Document the default garbage_collection_threshold value and improve the organization of cuda docs (pytorch#155341)

ParagEkbote · pytorchmergebot · commit 2908c10259ba · 2025-06-08T22:09:35.000Z
Fixes pytorch#150917 As mentioned in the issue, I've updated the documentation of `garbage_collection_threshold`and improved the organization. Could you please review? Pull Request resolved: pytorch#155341 Approved by: https://github.com/AlannaBurke, https://github.com/ngimel
diff --git a/docs/source/notes/cuda.rst b/docs/source/notes/cuda.rst
@@ -511,6 +511,8 @@ Available options:
   80% of the total memory allocated to the GPU application). The algorithm prefers
   to free old & unused blocks first to avoid freeing blocks that are actively being
   reused. The threshold value should be between greater than 0.0 and less than 1.0.
+  The default value is set at 1.0.
+
   ``garbage_collection_threshold`` is only meaningful with ``backend:native``.
   With ``backend:cudaMallocAsync``, ``garbage_collection_threshold`` is ignored.
 * ``expandable_segments`` (experimental, default: `False`) If set to `True`, this setting instructs
@@ -546,20 +548,20 @@ Available options:
   appended to the end of the segment. This process does not create as many slivers
   of unusable memory, so it is more likely to succeed at finding this memory.
 
-  `pinned_use_cuda_host_register` option is a boolean flag that determines whether to
+* `pinned_use_cuda_host_register` option is a boolean flag that determines whether to
   use the CUDA API's cudaHostRegister function for allocating pinned memory instead
   of the default cudaHostAlloc. When set to True, the memory is allocated using regular
   malloc and then pages are mapped to the memory before calling cudaHostRegister.

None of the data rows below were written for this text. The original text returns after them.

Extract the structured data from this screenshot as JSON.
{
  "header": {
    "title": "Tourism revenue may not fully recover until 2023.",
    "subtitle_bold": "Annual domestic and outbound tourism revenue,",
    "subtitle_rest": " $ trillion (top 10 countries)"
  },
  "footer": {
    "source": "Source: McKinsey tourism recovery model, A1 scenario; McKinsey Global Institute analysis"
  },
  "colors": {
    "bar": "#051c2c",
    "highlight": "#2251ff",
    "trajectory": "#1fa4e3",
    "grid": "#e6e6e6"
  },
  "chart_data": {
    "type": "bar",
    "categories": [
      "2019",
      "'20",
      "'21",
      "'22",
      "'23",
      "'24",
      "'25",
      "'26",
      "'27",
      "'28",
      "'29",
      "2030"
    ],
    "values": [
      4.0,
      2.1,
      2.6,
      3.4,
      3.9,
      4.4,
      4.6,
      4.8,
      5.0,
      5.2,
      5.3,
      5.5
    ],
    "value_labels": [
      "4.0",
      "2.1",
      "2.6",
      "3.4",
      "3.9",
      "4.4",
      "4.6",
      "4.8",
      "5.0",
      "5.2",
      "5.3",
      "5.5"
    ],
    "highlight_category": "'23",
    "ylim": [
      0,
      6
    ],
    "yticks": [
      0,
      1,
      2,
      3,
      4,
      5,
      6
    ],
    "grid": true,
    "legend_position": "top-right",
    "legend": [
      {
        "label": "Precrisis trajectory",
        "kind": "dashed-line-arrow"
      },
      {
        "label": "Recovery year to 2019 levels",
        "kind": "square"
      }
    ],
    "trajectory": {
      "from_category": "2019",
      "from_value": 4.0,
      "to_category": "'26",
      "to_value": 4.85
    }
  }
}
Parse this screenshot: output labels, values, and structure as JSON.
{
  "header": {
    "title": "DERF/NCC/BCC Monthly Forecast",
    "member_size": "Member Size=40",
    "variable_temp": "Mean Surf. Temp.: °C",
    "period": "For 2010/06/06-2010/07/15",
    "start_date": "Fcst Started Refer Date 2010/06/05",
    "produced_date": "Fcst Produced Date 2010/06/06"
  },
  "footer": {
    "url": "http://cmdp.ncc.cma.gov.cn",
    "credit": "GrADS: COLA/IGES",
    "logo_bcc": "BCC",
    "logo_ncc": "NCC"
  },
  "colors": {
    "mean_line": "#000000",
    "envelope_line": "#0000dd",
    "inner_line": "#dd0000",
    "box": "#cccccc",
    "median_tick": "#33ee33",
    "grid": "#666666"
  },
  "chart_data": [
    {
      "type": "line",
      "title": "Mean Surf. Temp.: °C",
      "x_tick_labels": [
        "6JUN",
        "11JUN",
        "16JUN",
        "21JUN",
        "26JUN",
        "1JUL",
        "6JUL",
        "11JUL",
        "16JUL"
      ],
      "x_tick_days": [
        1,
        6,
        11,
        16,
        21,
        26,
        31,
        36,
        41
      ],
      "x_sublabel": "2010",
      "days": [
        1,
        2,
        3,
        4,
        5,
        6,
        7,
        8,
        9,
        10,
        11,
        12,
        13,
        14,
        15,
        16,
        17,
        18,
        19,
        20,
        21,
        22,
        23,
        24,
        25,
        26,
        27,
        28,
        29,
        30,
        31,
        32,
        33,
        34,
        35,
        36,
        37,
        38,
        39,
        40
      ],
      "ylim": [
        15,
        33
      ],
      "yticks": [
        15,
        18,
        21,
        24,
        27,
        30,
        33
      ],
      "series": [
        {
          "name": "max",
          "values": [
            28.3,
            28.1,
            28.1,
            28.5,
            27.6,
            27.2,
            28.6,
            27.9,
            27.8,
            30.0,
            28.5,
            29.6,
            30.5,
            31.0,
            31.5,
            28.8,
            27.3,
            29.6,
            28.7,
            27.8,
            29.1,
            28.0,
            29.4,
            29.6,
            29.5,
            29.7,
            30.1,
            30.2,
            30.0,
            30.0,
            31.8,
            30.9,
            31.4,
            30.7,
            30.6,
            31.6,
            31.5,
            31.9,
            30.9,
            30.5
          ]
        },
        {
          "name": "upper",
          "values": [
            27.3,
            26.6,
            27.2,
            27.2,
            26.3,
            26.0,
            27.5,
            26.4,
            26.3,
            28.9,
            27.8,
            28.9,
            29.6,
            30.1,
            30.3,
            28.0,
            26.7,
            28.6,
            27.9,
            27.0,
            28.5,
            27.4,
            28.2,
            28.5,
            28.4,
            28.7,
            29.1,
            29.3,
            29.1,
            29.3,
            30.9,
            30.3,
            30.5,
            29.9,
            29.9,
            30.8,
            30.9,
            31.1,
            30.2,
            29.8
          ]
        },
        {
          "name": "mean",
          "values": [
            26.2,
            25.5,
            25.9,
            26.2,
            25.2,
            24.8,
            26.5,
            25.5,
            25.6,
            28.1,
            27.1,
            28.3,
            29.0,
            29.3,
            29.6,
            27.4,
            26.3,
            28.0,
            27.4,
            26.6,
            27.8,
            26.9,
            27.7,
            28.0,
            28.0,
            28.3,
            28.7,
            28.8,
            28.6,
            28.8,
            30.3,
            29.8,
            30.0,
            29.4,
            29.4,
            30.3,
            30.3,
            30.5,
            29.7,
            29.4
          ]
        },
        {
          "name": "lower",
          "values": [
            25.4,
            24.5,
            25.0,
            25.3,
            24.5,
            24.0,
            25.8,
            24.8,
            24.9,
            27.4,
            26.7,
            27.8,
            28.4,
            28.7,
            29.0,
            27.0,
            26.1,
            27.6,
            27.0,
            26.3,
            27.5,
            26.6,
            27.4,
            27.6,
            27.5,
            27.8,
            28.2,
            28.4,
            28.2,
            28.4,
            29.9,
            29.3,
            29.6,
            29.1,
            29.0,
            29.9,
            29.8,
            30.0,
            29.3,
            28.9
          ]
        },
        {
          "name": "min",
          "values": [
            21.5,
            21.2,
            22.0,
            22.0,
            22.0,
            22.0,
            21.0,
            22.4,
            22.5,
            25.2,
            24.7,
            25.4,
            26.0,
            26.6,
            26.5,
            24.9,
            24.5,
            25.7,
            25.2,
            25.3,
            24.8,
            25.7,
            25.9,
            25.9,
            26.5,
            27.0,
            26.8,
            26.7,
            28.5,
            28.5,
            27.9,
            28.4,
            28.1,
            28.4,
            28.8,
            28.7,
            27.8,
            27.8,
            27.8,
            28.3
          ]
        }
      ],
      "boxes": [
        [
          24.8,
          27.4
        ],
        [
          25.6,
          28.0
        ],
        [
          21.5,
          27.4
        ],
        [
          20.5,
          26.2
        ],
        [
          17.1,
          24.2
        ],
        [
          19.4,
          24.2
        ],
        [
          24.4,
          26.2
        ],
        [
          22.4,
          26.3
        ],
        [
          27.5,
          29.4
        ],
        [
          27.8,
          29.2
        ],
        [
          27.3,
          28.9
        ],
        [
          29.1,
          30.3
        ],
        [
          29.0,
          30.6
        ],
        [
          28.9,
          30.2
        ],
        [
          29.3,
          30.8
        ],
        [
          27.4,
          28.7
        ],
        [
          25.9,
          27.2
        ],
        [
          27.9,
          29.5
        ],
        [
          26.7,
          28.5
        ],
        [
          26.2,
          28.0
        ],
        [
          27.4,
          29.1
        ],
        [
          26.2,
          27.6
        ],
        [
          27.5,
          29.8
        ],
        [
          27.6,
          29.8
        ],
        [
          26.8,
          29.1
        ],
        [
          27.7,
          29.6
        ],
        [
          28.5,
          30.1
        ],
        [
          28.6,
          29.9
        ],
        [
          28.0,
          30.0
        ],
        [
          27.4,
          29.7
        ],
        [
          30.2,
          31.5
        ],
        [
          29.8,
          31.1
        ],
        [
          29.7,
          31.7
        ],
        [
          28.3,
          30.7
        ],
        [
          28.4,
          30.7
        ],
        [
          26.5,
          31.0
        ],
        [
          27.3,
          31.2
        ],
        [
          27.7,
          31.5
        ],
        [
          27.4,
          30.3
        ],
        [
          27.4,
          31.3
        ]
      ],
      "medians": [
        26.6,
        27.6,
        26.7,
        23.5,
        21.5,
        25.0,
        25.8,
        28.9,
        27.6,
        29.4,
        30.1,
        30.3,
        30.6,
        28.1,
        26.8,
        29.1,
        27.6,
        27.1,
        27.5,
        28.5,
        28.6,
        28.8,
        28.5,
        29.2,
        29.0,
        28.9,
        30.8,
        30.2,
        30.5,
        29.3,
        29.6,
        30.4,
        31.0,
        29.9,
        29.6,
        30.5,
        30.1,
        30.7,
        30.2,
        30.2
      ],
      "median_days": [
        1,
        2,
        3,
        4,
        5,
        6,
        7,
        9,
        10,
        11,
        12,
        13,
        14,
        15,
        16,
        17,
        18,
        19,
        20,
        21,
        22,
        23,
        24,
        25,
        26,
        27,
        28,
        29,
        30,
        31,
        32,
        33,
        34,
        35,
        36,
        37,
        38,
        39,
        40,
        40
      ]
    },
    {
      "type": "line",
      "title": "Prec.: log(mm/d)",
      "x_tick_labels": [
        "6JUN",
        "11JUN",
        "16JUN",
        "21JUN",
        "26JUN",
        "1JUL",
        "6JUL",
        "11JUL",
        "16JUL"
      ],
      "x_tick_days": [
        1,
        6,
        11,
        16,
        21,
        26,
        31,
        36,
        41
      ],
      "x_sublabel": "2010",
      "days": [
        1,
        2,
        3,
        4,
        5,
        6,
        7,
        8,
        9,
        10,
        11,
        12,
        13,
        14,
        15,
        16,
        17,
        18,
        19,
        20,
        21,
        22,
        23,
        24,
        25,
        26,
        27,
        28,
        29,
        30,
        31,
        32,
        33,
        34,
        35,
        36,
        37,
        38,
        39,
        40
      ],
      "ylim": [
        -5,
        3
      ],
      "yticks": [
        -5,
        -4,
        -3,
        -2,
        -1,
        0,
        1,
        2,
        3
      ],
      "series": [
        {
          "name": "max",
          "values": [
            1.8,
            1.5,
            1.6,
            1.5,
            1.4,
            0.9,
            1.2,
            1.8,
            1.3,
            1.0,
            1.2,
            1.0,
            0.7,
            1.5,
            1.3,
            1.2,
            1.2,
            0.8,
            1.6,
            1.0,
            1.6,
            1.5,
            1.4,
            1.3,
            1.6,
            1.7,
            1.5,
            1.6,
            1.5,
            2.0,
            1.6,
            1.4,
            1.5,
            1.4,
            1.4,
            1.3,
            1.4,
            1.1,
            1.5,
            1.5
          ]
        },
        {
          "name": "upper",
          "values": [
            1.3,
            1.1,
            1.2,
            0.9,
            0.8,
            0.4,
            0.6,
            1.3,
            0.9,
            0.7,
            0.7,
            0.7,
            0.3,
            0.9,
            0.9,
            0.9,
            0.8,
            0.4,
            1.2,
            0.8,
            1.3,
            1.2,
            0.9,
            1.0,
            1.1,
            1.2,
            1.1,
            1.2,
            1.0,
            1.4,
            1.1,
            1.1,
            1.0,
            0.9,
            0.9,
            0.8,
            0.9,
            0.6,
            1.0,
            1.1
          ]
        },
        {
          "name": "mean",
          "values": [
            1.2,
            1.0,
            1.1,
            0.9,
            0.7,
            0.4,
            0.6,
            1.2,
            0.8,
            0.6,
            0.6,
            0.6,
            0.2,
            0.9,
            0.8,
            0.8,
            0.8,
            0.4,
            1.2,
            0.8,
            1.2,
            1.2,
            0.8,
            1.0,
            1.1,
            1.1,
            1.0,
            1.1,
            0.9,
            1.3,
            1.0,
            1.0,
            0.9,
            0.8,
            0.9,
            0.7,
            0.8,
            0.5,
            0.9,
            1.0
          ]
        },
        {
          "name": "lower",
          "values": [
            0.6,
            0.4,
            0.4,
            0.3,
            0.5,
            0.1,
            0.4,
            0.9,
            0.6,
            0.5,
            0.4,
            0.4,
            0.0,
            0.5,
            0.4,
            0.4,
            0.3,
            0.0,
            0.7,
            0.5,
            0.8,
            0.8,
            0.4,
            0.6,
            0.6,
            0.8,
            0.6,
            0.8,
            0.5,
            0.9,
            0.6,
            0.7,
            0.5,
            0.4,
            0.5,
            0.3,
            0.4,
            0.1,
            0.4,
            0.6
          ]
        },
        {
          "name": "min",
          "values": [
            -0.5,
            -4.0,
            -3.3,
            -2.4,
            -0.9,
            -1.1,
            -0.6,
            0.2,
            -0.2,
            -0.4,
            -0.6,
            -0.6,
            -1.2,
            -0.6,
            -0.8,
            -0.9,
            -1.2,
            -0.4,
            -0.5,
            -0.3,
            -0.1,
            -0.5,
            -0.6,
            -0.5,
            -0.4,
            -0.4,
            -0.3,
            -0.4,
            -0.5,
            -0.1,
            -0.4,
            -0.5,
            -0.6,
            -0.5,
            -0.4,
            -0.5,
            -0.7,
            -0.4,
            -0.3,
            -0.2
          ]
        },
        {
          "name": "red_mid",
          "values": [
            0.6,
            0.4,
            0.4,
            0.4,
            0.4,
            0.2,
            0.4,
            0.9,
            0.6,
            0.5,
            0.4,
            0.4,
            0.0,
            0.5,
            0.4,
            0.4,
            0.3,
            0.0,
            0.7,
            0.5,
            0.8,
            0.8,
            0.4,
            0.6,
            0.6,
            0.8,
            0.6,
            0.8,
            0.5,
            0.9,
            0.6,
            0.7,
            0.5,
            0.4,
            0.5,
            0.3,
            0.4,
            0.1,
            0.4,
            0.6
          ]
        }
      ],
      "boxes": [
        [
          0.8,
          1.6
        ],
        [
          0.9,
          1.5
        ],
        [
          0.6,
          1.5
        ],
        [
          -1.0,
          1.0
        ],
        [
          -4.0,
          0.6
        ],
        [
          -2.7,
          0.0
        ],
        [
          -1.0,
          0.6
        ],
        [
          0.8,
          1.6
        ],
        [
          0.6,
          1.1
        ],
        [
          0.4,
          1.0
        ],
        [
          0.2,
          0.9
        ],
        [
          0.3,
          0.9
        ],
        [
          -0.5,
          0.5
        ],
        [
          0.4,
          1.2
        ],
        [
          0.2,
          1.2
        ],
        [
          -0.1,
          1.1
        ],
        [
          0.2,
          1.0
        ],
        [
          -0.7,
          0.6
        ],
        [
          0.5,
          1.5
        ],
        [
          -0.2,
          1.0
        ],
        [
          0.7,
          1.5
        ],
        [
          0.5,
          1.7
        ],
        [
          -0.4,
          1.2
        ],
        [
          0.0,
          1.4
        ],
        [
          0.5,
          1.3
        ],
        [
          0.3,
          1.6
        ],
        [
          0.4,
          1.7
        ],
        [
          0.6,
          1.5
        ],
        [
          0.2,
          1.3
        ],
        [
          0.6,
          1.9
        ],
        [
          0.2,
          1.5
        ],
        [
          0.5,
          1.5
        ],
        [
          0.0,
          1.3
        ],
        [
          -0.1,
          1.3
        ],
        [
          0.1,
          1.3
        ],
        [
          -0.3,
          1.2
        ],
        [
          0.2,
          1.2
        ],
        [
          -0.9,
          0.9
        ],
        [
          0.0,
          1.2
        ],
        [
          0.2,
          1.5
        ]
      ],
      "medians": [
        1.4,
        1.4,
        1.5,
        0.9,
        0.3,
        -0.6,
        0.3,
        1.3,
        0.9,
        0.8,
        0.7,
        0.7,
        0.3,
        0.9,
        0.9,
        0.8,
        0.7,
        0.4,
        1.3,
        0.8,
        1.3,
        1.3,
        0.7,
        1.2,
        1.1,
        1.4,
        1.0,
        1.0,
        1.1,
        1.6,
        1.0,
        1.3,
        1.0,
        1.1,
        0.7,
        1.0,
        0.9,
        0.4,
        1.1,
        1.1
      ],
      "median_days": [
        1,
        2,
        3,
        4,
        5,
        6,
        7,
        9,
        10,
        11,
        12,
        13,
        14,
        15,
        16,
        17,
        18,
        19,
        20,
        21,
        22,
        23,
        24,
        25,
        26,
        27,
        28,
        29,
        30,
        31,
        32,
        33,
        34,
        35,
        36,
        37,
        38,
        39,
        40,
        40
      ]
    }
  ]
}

   This pre-mapping of pages helps reduce the lock time during the execution
   of cudaHostRegister.
 
-  `pinned_num_register_threads` option is only valid when pinned_use_cuda_host_register
+* `pinned_num_register_threads` option is only valid when pinned_use_cuda_host_register
   is set to True. By default, one thread is used to map the pages. This option allows
   using more threads to parallelize the page mapping operations to reduce the overall
   allocation time of pinned memory. A good value for this option is 8 based on
   benchmarking results.
 
-  `pinned_use_background_threads` option is a boolean flag to enable background thread
+* `pinned_use_background_threads` option is a boolean flag to enable background thread
   for processing events. This avoids any slow path associated with querying/processing of
   events in the fast allocation path. This feature is disabled by default.